Accepting “more of the same” in Tauranga’s urban design spaces at such a crucial time in the city’s development history is furthest from the mind of Design Engine Architects directors Mark and Abigail Wassung.
After seven years based in Tauranga having moved over the hill from Hamilton, they are excited about what Tauranga city could become in the coming decade, and the role Design Engine can play in shaping that future.

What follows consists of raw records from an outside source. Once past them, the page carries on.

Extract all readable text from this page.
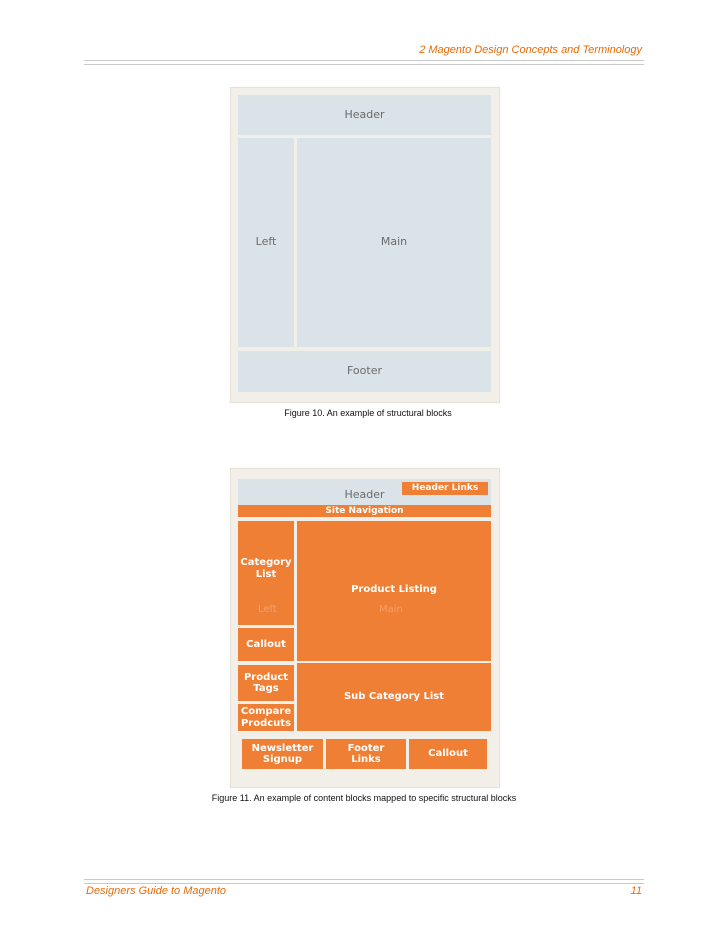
2 Magento Design Concepts and Terminology
Header
Left	Main
Footer
Figure 10. An example of structural blocks
Header	Header Links
Site Navigation
Category
List
Left
Product Listing
Main
Callout
Product
Tags
Compare
Prodcuts
Sub Category List
Newsletter
Signup
Footer
Links
Callout
Figure 11. An example of content blocks mapped to specific structural blocks
Designers Guide to Magento	11
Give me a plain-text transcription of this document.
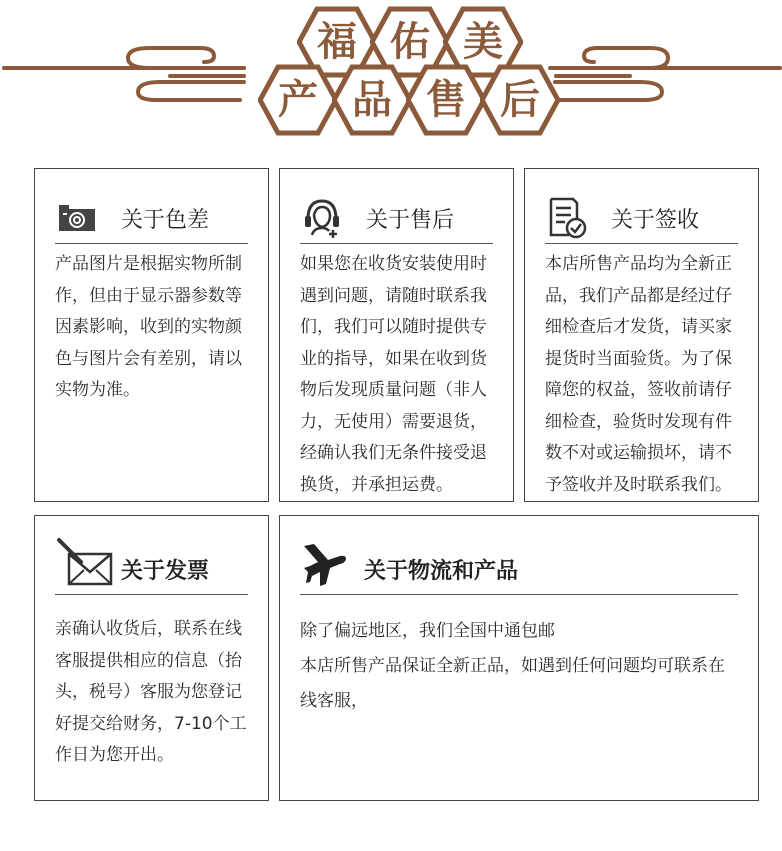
福 佑 美
产 品 售 后
关于色差
产品图片是根据实物所制作，但由于显示器参数等因素影响，收到的实物颜色与图片会有差别，请以实物为准。
关于售后
如果您在收货安装使用时遇到问题，请随时联系我们，我们可以随时提供专业的指导，如果在收到货物后发现质量问题（非人力，无使用）需要退货，经确认我们无条件接受退换货，并承担运费。
关于签收
本店所售产品均为全新正品，我们产品都是经过仔细检查后才发货，请买家提货时当面验货。为了保障您的权益，签收前请仔细检查，验货时发现有件数不对或运输损坏，请不予签收并及时联系我们。
关于发票
亲确认收货后，联系在线客服提供相应的信息（抬头，税号）客服为您登记好提交给财务，7-10个工作日为您开出。
关于物流和产品

除了偏远地区，我们全国中通包邮

本店所售产品保证全新正品，如遇到任何问题均可联系在线客服，
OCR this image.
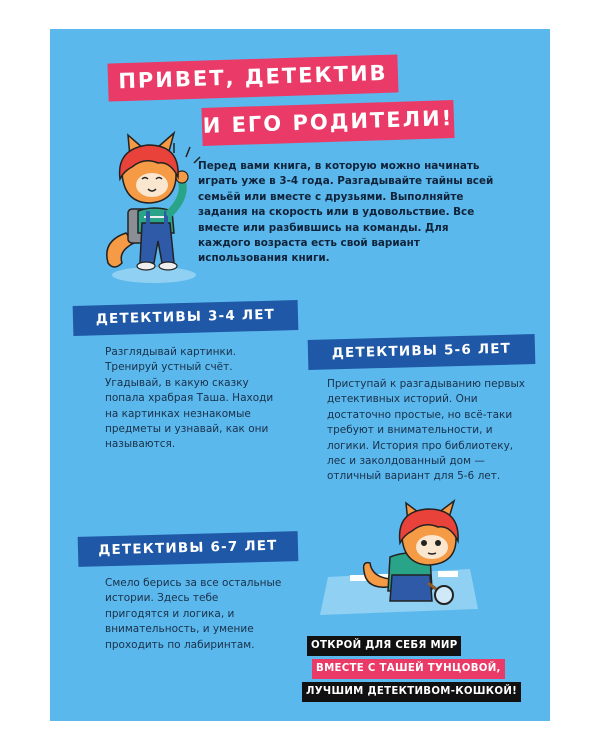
ПРИВЕТ, ДЕТЕКТИВ
И ЕГО РОДИТЕЛИ!
Перед вами книга, в которую можно начинать играть уже в 3-4 года. Разгадывайте тайны всей семьёй или вместе с друзьями. Выполняйте задания на скорость или в удовольствие. Все вместе или разбившись на команды. Для каждого возраста есть свой вариант использования книги.
ДЕТЕКТИВЫ 3-4 ЛЕТ
Разглядывай картинки. Тренируй устный счёт. Угадывай, в какую сказку попала храбрая Таша. Находи на картинках незнакомые предметы и узнавай, как они называются.
ДЕТЕКТИВЫ 5-6 ЛЕТ
Приступай к разгадыванию первых детективных историй. Они достаточно простые, но всё-таки требуют и внимательности, и логики. История про библиотеку, лес и заколдованный дом — отличный вариант для 5-6 лет.
ДЕТЕКТИВЫ 6-7 ЛЕТ
Смело берись за все остальные истории. Здесь тебе пригодятся и логика, и внимательность, и умение проходить по лабиринтам.	ОТКРОЙ ДЛЯ СЕБЯ МИР
ВМЕСТЕ С ТАШЕЙ ТУНЦОВОЙ,
ЛУЧШИМ ДЕТЕКТИВОМ-КОШКОЙ!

Mark envisions Tauranga and Hamilton as one city in the next 10 years, connected by high-speed rail with passenger train stations through a new Kaimai Tunnel that is multimodal ie. for trains, trucks, cars and cyclists/pedestrians, connected to Tauranga Connect multimodal transport network with buses, trains, ferries and cycle routes, plus two new four lane bridges high enough to allow ferries under, to replace the existing Turret Road bridge and Maungatapu bridge to enable better flow across the roading network.
“As a company we have always looked outside the usual boundaries of conventional design, we are more about the ‘what if’ rather than the ‘what is’, and never has the city been better poised to benefit from this sort of thinking,” says Mark.
Design Engine’s portfolio of work spans the Bay of Plenty and Waikato, comfortably encompassing a range of projects as varied as a thermal and mineral water resort, transport hub, ocean terminal, train station, a medical centre, eco housing subdivision, 10,000 m2 super workshop/solar farm and a multi-generation family beach home.
The ease of working between different design functions and regions is matched to Design Engine incorporating many of the leading-edge concepts and technology into their building designs.
The new Papamoa Consult 365 Clinic medical centre open 24/7 with 8-minute wait times, highlights Design Engine’s emphasis upon place and people in its design.
Drawing strongly off its seaside locale, the centre’s design touchpoints have captured the beach that plays such a big part in the lives of so many of its patients.
Flowing wave forms, islands, trees, and green walls are visual cues for patients and visitors to enhance movement through the clinic, while a shell shaped area defines the reception area and waiting zones are defined by beach shaped flowing form areas.
“This is a prototype design that we can see being applied elsewhere in the Bay of Plenty, it is a visually appealing, bold, colourful design that provides a calming, comfortable and safe sanctuary.”
In the nuts-and-bolts reality of building construction, Design Engine is increasingly incorporating cutting-edge materials that turn buildings into smart, eco-friendly, energy efficient structures.
Materials like paper thin solar cells, hydro ceramics and bio-based building products are enabling clients to sensitively integrate their buildings with their environment, minimising carbon footprints, and optimising energy efficiency.
Design Engine took many of these modern materials and incorporated them into their bright solution for new city bus shelters in Tauranga.
The prefabricated smart solar bus shelters design takes a modular, relocatable approach to the structure, with a solar powered unit to light up signs, timetables, and security cameras.
Design Engine has also designed a small 20-seat electric bus that provides fast, frequent, reliable, and affordable transport.
Often the smartest and most commercially sensible move when seeking a more modern facility is to adapt an existing building, upgrading it to meet the environmental, economic and community expectations that go with modern design.
Design Engine has the skills to capture an old building’s strengths to leverage it into a new lease on life.
“Adaptive reuse” can help reduce the waste generated through demolition and see an old building re-purposed and back into a new life cycle far quicker than opting for the expense and time taken in building a new one.
Design Engine’s DNA has blue sky thinking unapologetically embedded within it. This goes beyond just the buildings they have worked with clients on, to include a number of proposals promoting alternative means of travel reducing reliance upon private cars, options that stretch beyond the usual definitions of “public transport.” This has included the Tauranga “Kupenga,” a cable car transport network running across the harbour to Bayfair, and up to downtown Mount Maunganui.
Kupenga would remove dozens of vehicles off the road and provide a unique public transport solution for the city.
“We see huge opportunities for intensification of living in the Tauranga city area in coming years. This obviously includes the Cameron Road area, but could also include the Maungatapu Peninsula, with its unparalleled views and proximity to the city, it just all has to be linked up better.”
Taking the latest in design technology and materials, creating buildings that respect the people and the environment they exist for and within, means Design Engine is poised to play a crucial part in shaping the Tauranga of tomorrow, creating a liveable city for all the generations choosing it as their home.